[pété dâ la swa] (loc. verb. PROU.)
Le suranné, ce paradoxe, se plait parfois à être imagé et cradingue. Voire vulgaire pourquoi pas.
En étudiant la flatulence noblement enrobée de cette définition nous pourrions remonter jusqu’à Aristophane, Ἀριστοφάνης, ce poète comique grec du Vᵉ siècle avant JC, précurseur en calembours qui évoqua les vents dans Les Nuées, comédie grecque classique sur le conflit entre les modernes et les anciens (eh oui, déjà). Mais nous n’en ferons rien, préférant nous concentrer sur la rigueur plutôt que sur la comédie.
Péter dans la soie sous entend avant tout de se laisser aller dans des draps ou de la lingerie de soie. Cette fibre textile d’origine animale produite par la chenille du bombyx du mûrier pour la soie de culture, et du ver à soie Tussah pour la soie sauvage, peut donner un tissu fort précieux, fruit d’un art millénaire (le plus vieux fragment de soie découvert en Chine datant de -2570) et qui suivra une longue et sinueuse route qui porte désormais son nom pour faire le voyage depuis Pékin jusqu’à Lyon. La capitale des Gaules devenant celle de la soie la plus noble sous le règne de François Ier.
Les grandes maisons de la Croix-Rousse feront fortune avec leur art de tisserand, fournissant les exigences des rois puis de la haute-couture parisienne qui drape les élégantes du monde entier dès le XIXᵉ siècle. Pleins aux as, les cent vingt deux marchands en soie et trois cent cinquante quatre négociants-fabricants lyonnais que l’on compte en 1866 font bombance quotidienne pour profiter du fruit de leur labeur. Dans les bouchons on débute à la rosette, au saucisson et au Jésus, on enchaine sur de la poularde demi-deuil, du poulet Célestine, des quenelles et du gratin dauphinois, et on termine au Saint-Genix, à la galette au sucre et au Saint-Félicien. Le Beaujolais coule bien entendu à flots.
Autant dire que le soyeux est ballonné quand il rentre se coucher.
Selon toute vraisemblance et nos recherches académiques, c’est de là que viendrait péter dans la soie.
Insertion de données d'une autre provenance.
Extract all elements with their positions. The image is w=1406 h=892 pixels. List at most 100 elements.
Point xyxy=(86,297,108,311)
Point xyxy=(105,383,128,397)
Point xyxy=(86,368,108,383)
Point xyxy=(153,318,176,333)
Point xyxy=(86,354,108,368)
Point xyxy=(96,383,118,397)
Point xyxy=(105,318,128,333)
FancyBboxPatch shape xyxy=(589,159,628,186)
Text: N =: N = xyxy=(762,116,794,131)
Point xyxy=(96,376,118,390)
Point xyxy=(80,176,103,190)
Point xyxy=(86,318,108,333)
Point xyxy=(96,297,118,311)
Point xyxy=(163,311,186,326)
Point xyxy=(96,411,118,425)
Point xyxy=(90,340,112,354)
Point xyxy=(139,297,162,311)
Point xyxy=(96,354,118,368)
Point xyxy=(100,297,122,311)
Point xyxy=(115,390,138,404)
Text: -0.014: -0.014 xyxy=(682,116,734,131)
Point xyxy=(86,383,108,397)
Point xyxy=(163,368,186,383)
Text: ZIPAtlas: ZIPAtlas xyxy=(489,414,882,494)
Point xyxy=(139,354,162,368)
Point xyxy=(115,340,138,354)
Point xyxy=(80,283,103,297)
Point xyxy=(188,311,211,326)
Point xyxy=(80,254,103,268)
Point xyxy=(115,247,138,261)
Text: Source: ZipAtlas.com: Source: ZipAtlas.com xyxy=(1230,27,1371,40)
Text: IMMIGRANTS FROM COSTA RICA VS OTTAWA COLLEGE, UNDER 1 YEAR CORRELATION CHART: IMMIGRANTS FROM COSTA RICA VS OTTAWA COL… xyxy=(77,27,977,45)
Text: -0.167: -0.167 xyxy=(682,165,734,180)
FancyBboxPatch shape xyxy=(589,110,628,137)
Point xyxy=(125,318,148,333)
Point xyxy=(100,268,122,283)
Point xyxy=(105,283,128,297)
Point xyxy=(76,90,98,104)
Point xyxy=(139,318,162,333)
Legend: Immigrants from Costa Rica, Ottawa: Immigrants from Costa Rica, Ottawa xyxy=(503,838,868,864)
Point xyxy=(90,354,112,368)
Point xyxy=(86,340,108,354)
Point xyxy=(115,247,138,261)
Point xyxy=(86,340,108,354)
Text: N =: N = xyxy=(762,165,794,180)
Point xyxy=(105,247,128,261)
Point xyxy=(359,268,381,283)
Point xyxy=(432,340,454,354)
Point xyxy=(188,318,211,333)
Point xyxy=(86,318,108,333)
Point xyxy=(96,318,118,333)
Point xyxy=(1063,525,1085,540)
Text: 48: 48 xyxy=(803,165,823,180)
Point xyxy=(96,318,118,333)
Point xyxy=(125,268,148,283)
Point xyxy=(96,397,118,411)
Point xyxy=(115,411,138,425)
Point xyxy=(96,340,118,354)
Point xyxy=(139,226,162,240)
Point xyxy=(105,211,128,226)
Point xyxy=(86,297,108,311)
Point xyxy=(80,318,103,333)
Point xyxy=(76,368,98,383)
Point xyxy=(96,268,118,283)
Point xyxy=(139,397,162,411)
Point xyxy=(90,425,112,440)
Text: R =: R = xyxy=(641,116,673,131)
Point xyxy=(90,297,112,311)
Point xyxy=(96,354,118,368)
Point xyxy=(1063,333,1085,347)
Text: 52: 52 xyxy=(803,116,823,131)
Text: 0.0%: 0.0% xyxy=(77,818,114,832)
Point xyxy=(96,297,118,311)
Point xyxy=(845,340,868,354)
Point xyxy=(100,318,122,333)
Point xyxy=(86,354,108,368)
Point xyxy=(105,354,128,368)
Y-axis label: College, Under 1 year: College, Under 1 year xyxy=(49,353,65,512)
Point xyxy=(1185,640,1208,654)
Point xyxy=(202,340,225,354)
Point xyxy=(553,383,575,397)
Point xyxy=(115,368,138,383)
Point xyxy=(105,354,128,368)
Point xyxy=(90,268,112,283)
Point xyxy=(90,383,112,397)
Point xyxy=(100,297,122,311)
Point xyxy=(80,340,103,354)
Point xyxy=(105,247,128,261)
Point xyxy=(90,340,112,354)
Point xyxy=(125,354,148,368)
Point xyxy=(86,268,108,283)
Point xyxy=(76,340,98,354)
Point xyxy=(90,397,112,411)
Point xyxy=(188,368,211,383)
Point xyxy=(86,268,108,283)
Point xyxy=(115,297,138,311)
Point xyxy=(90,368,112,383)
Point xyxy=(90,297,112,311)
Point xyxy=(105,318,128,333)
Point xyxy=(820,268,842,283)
Évidemment le riche marchand dort dans des draps de soie et lorsque la digestion aidant, les gaz intestinaux accumulés dans l’intestin doivent être expulsés, il pète. Il pète donc dans la soie, gavé de ses agapes célébrant sa fortune.
La formule est restée, signifiant la richesse qui étale sans fard une certaine aisance qui se cantonnait jusqu’alors en un lieu du même nom.
Le 28 février 1935 sonne le glas de ces inconvenances. Trois ans après la naissance de Nadine de Rothschild (18 avril 1932), Du Pont de Nemours invente le nylon. La conjonction de ce tissu moderne dit soie artificielle et l’avénement théorisé des bonnes manières portées par Madame la baronne renverront péter dans la soie dans la cabane au fond du jardin, lieu des plus surannés s’il en est.
Des formulations hip-hop auront beau voir le jour, bling-bling et autres très officiels signes extérieurs de richesse traqués par l’administration fiscale ne pourront remplacer la si bien imagée péter dans la soie. Même l’outrecuidance n’a pas la même odeur dans les années modernes.